The concept for Haunt is simple, fun and a breeding ground for gore. It’s also the same basic plot as two other horror films from the last year and a half: Rooster Teeth’s Blood Fest and Gregory Plotkin’s Hell Fest. The logline for all three films reads like this:
On Halloween night, a group of friends go to a haunted house (or a festival), where the scares and violence are decidedly real.
And you know what? That’s a fun idea. I’m not certain if any of the films really hit it, but it’s a solid, interesting base to start from, even if it’s been done three times now. The movie in question, Haunt, stars Katie Stevens as Harper, a college girl trying to break up with her abusive boyfriend on Halloween. She goes to a party with her friends and on their way back to campus they see a setup for a haunted house. There’s a waiver, they have to surrender their phones, and oh, yeah, the guy at the front has a scary clown mask and doesn’t actually speak to them.
It seems like fun, at first. Some light jump scares with fake skeletons, a maze where the group gets seperated, and some extremely creepy stuff involving getting inside a coffin. It’s soon revealed when the group reconnects, sans one friend, that the haunted house is not a game. Their missing friend is murdered in front of them, and from then on it’s a race to get out of the booby trapped warehouse and escape the masked people trying to kill them. (Which I’m extremely interested in, but the film offers no real explanation for them and doesn’t seem to care how they came to be.)
What’s nice about Haunt, though, is also its undoing. The film keeps moving which, for this type of horror film, is always great. It’s less than 90 minutes and by the time we’re a third of the way in, a friend is dead, a couple people are injured, and the desperate escape begins. The film never lets up with the violence, horror and creepiness. But it also gives us nothing about the characters to hold onto. Which, I’m actually fine with - I don’t need to know everything about these characters with a movie like this. Broad strokes are fine. Except with Harper. If you’re going to make a final girl, I want to actually know about her - especially since a final girl’s history is usually what makes her an excellent one.
The film is so short, but I could have done with another fifteen minutes to actually show more of Harper’s past. The flashbacks are lacking, ugly compared to the rest of the film and confusing to boot when you get to the escape room scene. Happy Death Day (and its sequel) is a much better example of taking a character who we meet as a fully formed, broken person, and giving them and their actions meaning through backstory. And you know what? That movie is only 10 minutes longer than Haunt. It’s totally doable.

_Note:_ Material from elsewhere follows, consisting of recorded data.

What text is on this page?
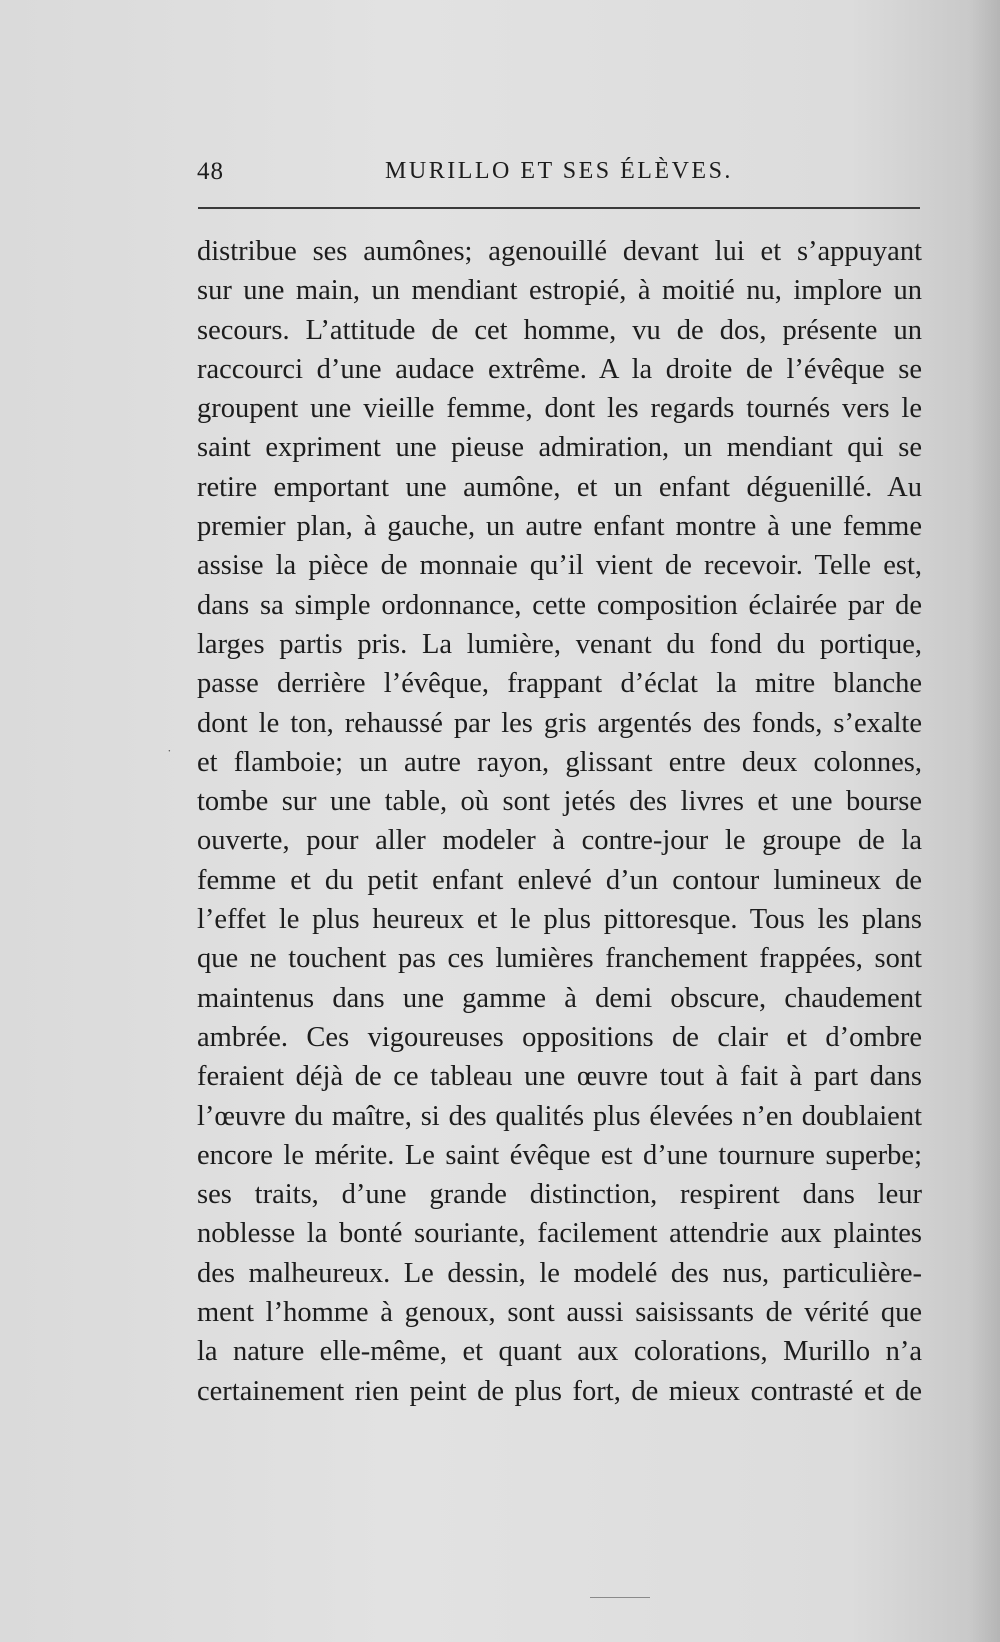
48	MURILLO ET SES ÉLÈVES.
distribue ses aumônes; agenouillé devant lui et s’appuyant
sur une main, un mendiant estropié, à moitié nu, implore un
secours. L’attitude de cet homme, vu de dos, présente un
raccourci d’une audace extrême. A la droite de l’évêque se
groupent une vieille femme, dont les regards tournés vers le
saint expriment une pieuse admiration, un mendiant qui se
retire emportant une aumône, et un enfant déguenillé. Au
premier plan, à gauche, un autre enfant montre à une femme
assise la pièce de monnaie qu’il vient de recevoir. Telle est,
dans sa simple ordonnance, cette composition éclairée par de
larges partis pris. La lumière, venant du fond du portique,
passe derrière l’évêque, frappant d’éclat la mitre blanche
dont le ton, rehaussé par les gris argentés des fonds, s’exalte
et flamboie; un autre rayon, glissant entre deux colonnes,
tombe sur une table, où sont jetés des livres et une bourse
ouverte, pour aller modeler à contre-jour le groupe de la
femme et du petit enfant enlevé d’un contour lumineux de
l’effet le plus heureux et le plus pittoresque. Tous les plans
que ne touchent pas ces lumières franchement frappées, sont
maintenus dans une gamme à demi obscure, chaudement
ambrée. Ces vigoureuses oppositions de clair et d’ombre
feraient déjà de ce tableau une œuvre tout à fait à part dans
l’œuvre du maître, si des qualités plus élevées n’en doublaient
encore le mérite. Le saint évêque est d’une tournure superbe;
ses traits, d’une grande distinction, respirent dans leur
noblesse la bonté souriante, facilement attendrie aux plaintes
des malheureux. Le dessin, le modelé des nus, particulière-
ment l’homme à genoux, sont aussi saisissants de vérité que
la nature elle-même, et quant aux colorations, Murillo n’a
certainement rien peint de plus fort, de mieux contrasté et de
˙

Ultimately, Haunt is fine. It’s a serviceable, schlocky horror film, and sometimes that’s just what you need. Katie Stevens is a star, I just want to see her in something like this where we get to care deeply about her character, because I just don’t here. And only time will tell if A Quiet Place was an anomaly in Beck’s & Woods’s careers. It’s very possible it is, but at least Haunt is fun. As long as they keep making fun stuff, I think that might be okay.